Whilst such findings are of course a concern in a piece of software which is supposed to deliver customer security, it is to TunnelBear’s credit that they have gone public with them.

Some may question why TunnelBear would run the risk of exposing themselves to scrutiny and criticism by admitting the presence of such vulnerabilities. And of course, it is possible that some people looking for a VPN provider may see the words TunnelBear and vulnerability together and quickly decide to take their business elsewhere.

This would be a mistake though because what TunnelBear have done is take the responsible approach and been upfront about their security issues. It is an example which all other VPN providers, and indeed all other online businesses, could learn from.

Whilst the presence of vulnerabilities is not welcome, it is far better that they come to light and are resolved as a result of a security audit than a security breach.
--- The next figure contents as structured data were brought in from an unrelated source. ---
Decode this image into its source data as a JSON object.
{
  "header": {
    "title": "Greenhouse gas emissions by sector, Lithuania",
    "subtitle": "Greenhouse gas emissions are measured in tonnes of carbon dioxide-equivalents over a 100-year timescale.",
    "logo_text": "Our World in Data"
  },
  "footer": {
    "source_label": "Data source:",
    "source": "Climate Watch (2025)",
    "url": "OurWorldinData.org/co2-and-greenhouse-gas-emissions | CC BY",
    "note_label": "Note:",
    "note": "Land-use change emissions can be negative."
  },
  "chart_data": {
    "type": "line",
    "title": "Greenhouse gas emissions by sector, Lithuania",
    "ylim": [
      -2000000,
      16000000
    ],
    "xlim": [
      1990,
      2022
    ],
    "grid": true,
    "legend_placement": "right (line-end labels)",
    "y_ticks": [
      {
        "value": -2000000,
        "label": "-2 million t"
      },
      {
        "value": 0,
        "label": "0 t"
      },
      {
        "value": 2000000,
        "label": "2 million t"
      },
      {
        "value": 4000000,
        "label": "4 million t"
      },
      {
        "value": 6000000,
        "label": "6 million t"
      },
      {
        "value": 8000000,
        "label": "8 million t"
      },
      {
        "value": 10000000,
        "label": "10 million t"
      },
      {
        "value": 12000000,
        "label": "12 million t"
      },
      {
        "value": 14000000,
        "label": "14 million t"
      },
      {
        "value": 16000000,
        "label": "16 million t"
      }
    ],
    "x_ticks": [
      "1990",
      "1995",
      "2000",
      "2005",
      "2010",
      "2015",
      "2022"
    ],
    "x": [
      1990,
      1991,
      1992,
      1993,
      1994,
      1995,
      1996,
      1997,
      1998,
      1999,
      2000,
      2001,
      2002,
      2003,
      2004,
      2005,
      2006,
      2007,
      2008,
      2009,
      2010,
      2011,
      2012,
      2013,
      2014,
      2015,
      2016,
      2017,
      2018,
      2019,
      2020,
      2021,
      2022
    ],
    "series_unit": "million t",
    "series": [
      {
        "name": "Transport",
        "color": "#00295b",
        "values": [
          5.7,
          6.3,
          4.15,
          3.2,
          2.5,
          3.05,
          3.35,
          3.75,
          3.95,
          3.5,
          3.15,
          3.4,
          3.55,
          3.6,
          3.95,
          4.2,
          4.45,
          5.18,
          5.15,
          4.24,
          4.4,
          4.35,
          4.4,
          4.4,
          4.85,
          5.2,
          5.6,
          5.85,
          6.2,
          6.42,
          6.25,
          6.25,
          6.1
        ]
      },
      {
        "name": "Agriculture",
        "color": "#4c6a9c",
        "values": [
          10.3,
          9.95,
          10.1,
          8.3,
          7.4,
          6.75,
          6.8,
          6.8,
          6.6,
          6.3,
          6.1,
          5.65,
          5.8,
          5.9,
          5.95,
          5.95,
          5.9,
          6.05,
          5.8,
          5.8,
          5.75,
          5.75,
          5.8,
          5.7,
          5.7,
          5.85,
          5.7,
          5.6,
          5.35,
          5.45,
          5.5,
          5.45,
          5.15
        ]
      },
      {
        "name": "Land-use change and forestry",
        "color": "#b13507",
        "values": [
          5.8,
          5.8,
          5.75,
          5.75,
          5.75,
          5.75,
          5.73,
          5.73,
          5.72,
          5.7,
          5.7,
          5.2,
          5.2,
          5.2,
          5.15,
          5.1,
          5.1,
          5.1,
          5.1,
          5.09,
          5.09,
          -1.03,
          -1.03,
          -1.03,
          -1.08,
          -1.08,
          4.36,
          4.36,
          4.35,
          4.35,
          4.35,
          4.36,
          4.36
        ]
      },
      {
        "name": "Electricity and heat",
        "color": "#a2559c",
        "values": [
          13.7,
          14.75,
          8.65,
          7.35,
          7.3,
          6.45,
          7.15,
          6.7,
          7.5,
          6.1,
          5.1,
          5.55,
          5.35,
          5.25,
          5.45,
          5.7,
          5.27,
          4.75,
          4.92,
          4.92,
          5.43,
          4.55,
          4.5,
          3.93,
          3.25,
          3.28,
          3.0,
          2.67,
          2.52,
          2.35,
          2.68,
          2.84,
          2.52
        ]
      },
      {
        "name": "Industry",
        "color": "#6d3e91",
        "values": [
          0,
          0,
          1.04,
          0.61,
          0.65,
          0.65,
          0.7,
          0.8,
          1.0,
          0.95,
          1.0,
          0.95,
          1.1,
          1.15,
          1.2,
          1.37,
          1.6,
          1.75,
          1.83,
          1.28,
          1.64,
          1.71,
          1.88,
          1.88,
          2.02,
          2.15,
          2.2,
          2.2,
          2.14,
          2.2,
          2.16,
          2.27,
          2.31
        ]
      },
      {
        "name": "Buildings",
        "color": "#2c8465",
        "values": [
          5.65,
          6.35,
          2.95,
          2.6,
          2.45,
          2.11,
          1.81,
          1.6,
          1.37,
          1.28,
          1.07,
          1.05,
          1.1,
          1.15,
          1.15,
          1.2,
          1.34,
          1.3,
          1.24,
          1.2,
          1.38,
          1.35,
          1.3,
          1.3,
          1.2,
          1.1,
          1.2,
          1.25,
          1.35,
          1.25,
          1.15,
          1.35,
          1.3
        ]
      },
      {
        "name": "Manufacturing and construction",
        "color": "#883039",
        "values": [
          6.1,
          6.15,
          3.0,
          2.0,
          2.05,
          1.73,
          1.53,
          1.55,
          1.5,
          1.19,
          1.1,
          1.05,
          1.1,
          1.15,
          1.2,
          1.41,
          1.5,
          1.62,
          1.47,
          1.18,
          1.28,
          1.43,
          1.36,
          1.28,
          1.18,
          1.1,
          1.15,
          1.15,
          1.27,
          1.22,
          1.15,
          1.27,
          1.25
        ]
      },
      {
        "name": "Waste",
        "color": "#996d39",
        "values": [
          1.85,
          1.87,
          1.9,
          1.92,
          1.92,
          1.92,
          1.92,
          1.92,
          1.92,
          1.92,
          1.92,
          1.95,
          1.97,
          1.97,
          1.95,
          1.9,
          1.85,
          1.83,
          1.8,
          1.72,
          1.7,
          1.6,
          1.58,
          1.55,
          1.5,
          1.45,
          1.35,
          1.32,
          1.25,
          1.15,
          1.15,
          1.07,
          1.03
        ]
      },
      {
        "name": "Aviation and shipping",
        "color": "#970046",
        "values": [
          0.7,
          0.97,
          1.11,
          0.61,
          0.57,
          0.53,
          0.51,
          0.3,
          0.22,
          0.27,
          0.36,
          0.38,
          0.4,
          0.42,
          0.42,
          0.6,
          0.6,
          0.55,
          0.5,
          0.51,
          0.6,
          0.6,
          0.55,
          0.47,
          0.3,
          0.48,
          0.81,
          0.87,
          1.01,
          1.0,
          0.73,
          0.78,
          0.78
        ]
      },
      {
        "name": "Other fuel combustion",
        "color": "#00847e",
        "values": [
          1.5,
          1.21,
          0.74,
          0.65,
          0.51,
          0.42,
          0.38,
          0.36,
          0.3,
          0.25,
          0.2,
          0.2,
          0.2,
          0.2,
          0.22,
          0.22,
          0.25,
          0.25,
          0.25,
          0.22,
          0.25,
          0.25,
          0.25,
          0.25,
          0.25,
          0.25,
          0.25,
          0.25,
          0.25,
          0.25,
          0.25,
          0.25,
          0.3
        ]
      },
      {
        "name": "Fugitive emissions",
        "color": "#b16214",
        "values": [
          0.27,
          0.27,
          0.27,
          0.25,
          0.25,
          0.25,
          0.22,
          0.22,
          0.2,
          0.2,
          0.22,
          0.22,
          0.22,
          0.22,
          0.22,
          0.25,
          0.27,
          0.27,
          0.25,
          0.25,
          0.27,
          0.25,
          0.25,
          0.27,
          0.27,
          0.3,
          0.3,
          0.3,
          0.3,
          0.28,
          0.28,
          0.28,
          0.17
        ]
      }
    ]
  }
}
The process makes TunnelBear more secure and far from driving customers away, it should attract more customers to them. Who can say how many vulnerabilities in other VPNs which have not yet come to light?

So, hat’s off to TunnelBear for setting the precedent. It doesn’t make them the perfect VPN by any means. As we noted in our review, their limited retention of user data and occasional speed issues are issues which they still need to resolve if they are to compete with the likes of IPVanish and ExpressVPN. But maybe they have set in motion a trend which can make the whole VPN sector more secure and more transparent.